Navigate back to the homepage

Replacing heavily worn SSDs

Anatoli Nicolae
April 13th, 2020 · 2 min read

During the second half of past december we decided to move to a new server on Hetzner for our new production server, moving away from our old friend Plesk. After setting it up and running for a while, we’ve noticed that MySQL operations were taking a huge amount of time.

After some time trying to debug MySQL, switching versions and testing dumps we’ve come to disk checks. It looks like the dedicated server we’ve got, had a relative intensive use before and the disks were worn out.

We’ve then arranged with Hetzner’s guys to work out a step by step replacements of RAIDed disks. We would swap one disk at a time, first removing it from the array, physically swapping it, re-adding it to the array and syncing.

Swapping a disk

In order to be able to detach a disk and replace it, we have to first mark it as faulty.

1mdadm --manage /dev/md0 --fail /dev/sda1
2mdadm --manage /dev/md1 --fail /dev/sda2
3mdadm --manage /dev/md2 --fail /dev/sda3

We can then proceed to remove partitions from the array.

1mdadm --manage /dev/md0 --remove /dev/sda1
2mdadm --manage /dev/md1 --remove /dev/sda2
3mdadm --manage /dev/md2 --remove /dev/sda3

When asking your provider to swap a disk, you may find useful to communicate the serial of the disk to be swapped for a coordinated process.

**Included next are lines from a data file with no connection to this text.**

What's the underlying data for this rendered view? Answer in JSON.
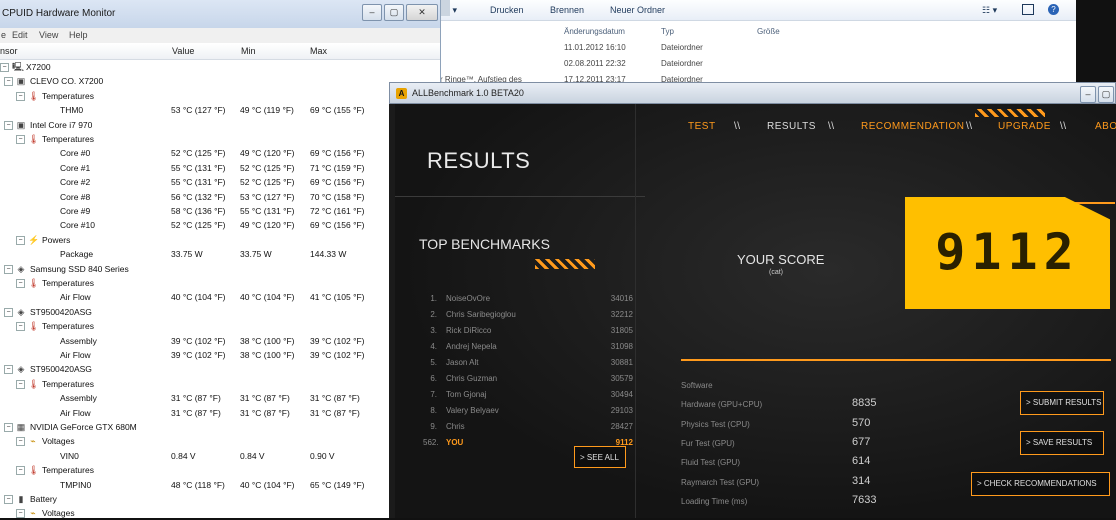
{
  "explorer": {
    "toolbar": {
      "item1": "ür ▾",
      "drucken": "Drucken",
      "brennen": "Brennen",
      "neuer_ordner": "Neuer Ordner",
      "view_icons": "☷ ▾"
    },
    "headers": {
      "date": "Änderungsdatum",
      "type": "Typ",
      "size": "Größe"
    },
    "rows": [
      {
        "name": "",
        "date": "11.01.2012 16:10",
        "type": "Dateiordner"
      },
      {
        "name": "",
        "date": "02.08.2011 22:32",
        "type": "Dateiordner"
      },
      {
        "name": "r Ringe™, Aufstieg des",
        "date": "17.12.2011 23:17",
        "type": "Dateiordner"
      }
    ]
  },
  "hwmonitor": {
    "title": "CPUID Hardware Monitor",
    "menu": [
      "e",
      "Edit",
      "View",
      "Help"
    ],
    "columns": {
      "sensor": "nsor",
      "value": "Value",
      "min": "Min",
      "max": "Max"
    },
    "tree": [
      {
        "level": 0,
        "exp": "−",
        "icon": "computer-icon",
        "glyph": "🖳",
        "label": "X7200"
      },
      {
        "level": 1,
        "exp": "−",
        "icon": "mainboard-icon",
        "glyph": "▣",
        "label": "CLEVO CO. X7200"
      },
      {
        "level": 2,
        "exp": "−",
        "icon": "thermometer-icon",
        "glyph": "🌡",
        "label": "Temperatures"
      },
      {
        "level": 3,
        "label": "THM0",
        "value": "53 °C  (127 °F)",
        "min": "49 °C  (119 °F)",
        "max": "69 °C  (155 °F)"
      },
      {
        "level": 1,
        "exp": "−",
        "icon": "cpu-icon",
        "glyph": "▣",
        "label": "Intel Core i7 970"
      },
      {
        "level": 2,
        "exp": "−",
        "icon": "thermometer-icon",
        "glyph": "🌡",
        "label": "Temperatures"
      },
      {
        "level": 3,
        "label": "Core #0",
        "value": "52 °C  (125 °F)",
        "min": "49 °C  (120 °F)",
        "max": "69 °C  (156 °F)"
      },
      {
        "level": 3,
        "label": "Core #1",
        "value": "55 °C  (131 °F)",
        "min": "52 °C  (125 °F)",
        "max": "71 °C  (159 °F)"
      },
      {
        "level": 3,
        "label": "Core #2",
        "value": "55 °C  (131 °F)",
        "min": "52 °C  (125 °F)",
        "max": "69 °C  (156 °F)"
      },
      {
        "level": 3,
        "label": "Core #8",
        "value": "56 °C  (132 °F)",
        "min": "53 °C  (127 °F)",
        "max": "70 °C  (158 °F)"
      },
      {
        "level": 3,
        "label": "Core #9",
        "value": "58 °C  (136 °F)",
        "min": "55 °C  (131 °F)",
        "max": "72 °C  (161 °F)"
      },
      {
        "level": 3,
        "label": "Core #10",
        "value": "52 °C  (125 °F)",
        "min": "49 °C  (120 °F)",
        "max": "69 °C  (156 °F)"
      },
      {
        "level": 2,
        "exp": "−",
        "icon": "power-icon",
        "glyph": "⚡",
        "label": "Powers"
      },
      {
        "level": 3,
        "label": "Package",
        "value": "33.75 W",
        "min": "33.75 W",
        "max": "144.33 W"
      },
      {
        "level": 1,
        "exp": "−",
        "icon": "disk-icon",
        "glyph": "◈",
        "label": "Samsung SSD 840 Series"
      },
      {
        "level": 2,
        "exp": "−",
        "icon": "thermometer-icon",
        "glyph": "🌡",
        "label": "Temperatures"
      },
      {
        "level": 3,
        "label": "Air Flow",
        "value": "40 °C  (104 °F)",
        "min": "40 °C  (104 °F)",
        "max": "41 °C  (105 °F)"
      },
      {
        "level": 1,
        "exp": "−",
        "icon": "disk-icon",
        "glyph": "◈",
        "label": "ST9500420ASG"
      },
      {
        "level": 2,
        "exp": "−",
        "icon": "thermometer-icon",
        "glyph": "🌡",
        "label": "Temperatures"
      },
      {
        "level": 3,
        "label": "Assembly",
        "value": "39 °C  (102 °F)",
        "min": "38 °C  (100 °F)",
        "max": "39 °C  (102 °F)"
      },
      {
        "level": 3,
        "label": "Air Flow",
        "value": "39 °C  (102 °F)",
        "min": "38 °C  (100 °F)",
        "max": "39 °C  (102 °F)"
      },
      {
        "level": 1,
        "exp": "−",
        "icon": "disk-icon",
        "glyph": "◈",
        "label": "ST9500420ASG"
      },
      {
        "level": 2,
        "exp": "−",
        "icon": "thermometer-icon",
        "glyph": "🌡",
        "label": "Temperatures"
      },
      {
        "level": 3,
        "label": "Assembly",
        "value": "31 °C  (87 °F)",
        "min": "31 °C  (87 °F)",
        "max": "31 °C  (87 °F)"
      },
      {
        "level": 3,
        "label": "Air Flow",
        "value": "31 °C  (87 °F)",
        "min": "31 °C  (87 °F)",
        "max": "31 °C  (87 °F)"
      },
      {
        "level": 1,
        "exp": "−",
        "icon": "gpu-icon",
        "glyph": "▦",
        "label": "NVIDIA GeForce GTX 680M"
      },
      {
        "level": 2,
        "exp": "−",
        "icon": "voltage-icon",
        "glyph": "⌁",
        "label": "Voltages"
      },
      {
        "level": 3,
        "label": "VIN0",
        "value": "0.84 V",
        "min": "0.84 V",
        "max": "0.90 V"
      },
      {
        "level": 2,
        "exp": "−",
        "icon": "thermometer-icon",
        "glyph": "🌡",
        "label": "Temperatures"
      },
      {
        "level": 3,
        "label": "TMPIN0",
        "value": "48 °C  (118 °F)",
        "min": "40 °C  (104 °F)",
        "max": "65 °C  (149 °F)"
      },
      {
        "level": 1,
        "exp": "−",
        "icon": "battery-icon",
        "glyph": "▮",
        "label": "Battery"
      },
      {
        "level": 2,
        "exp": "−",
        "icon": "voltage-icon",
        "glyph": "⌁",
        "label": "Voltages"
      }
    ]
  },
  "allbenchmark": {
    "title": "ALLBenchmark 1.0 BETA20",
    "nav": [
      "TEST",
      "\\\\",
      "RESULTS",
      "\\\\",
      "RECOMMENDATION",
      "\\\\",
      "UPGRADE",
      "\\\\",
      "ABOU"
    ],
    "results_title": "RESULTS",
    "top_benchmarks_title": "TOP BENCHMARKS",
    "benchmarks": [
      {
        "rank": "1.",
        "name": "NoiseOvOre",
        "score": "34016"
      },
      {
        "rank": "2.",
        "name": "Chris Saribegioglou",
        "score": "32212"
      },
      {
        "rank": "3.",
        "name": "Rick DiRicco",
        "score": "31805"
      },
      {
        "rank": "4.",
        "name": "Andrej Nepela",
        "score": "31098"
      },
      {
        "rank": "5.",
        "name": "Jason Alt",
        "score": "30881"
      },
      {
        "rank": "6.",
        "name": "Chris Guzman",
        "score": "30579"
      },
      {
        "rank": "7.",
        "name": "Tom Gjonaj",
        "score": "30494"
      },
      {
        "rank": "8.",
        "name": "Valery Belyaev",
        "score": "29103"
      },
      {
        "rank": "9.",
        "name": "Chris",
        "score": "28427"
      },
      {
        "rank": "562.",
        "name": "YOU",
        "score": "9112",
        "you": true
      }
    ],
    "see_all": "> SEE ALL",
    "your_score_label": "YOUR SCORE",
    "your_score_sub": "(cat)",
    "score": "9112",
    "metrics": [
      {
        "label": "Software",
        "value": ""
      },
      {
        "label": "Hardware (GPU+CPU)",
        "value": "8835"
      },
      {
        "label": "Physics Test (CPU)",
        "value": "570"
      },
      {
        "label": "Fur Test (GPU)",
        "value": "677"
      },
      {
        "label": "Fluid Test (GPU)",
        "value": "614"
      },
      {
        "label": "Raymarch Test (GPU)",
        "value": "314"
      },
      {
        "label": "Loading Time (ms)",
        "value": "7633"
      }
    ],
    "buttons": {
      "submit": "> SUBMIT RESULTS",
      "save": "> SAVE RESULTS",
      "check": "> CHECK RECOMMENDATIONS"
    },
    "colors": {
      "accent": "#ff9a1c",
      "score_bg": "#ffbf00"
    }
  }
}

You will be sure you’re swapping the correct disk that you’ve previously marked as faulty.

1udevadm info --query=all --name=/dev/sda | grep ID_SERIAL
2ID_SERIAL=Crucial_CT256MX100SSD1_000000000000
3ID_SERIAL_SHORT=000000000000

Proceed with the physical disk swap, then boot the system again and start adjusting fresh new disk’s partition.

First thing to do would be to partition yourself the new disk. The partitioning should match previous disk’s paritioning schema and can be achieved manually or even better by copying existing disk’s partition (/dev/sdb) to the new one (/dev/sda).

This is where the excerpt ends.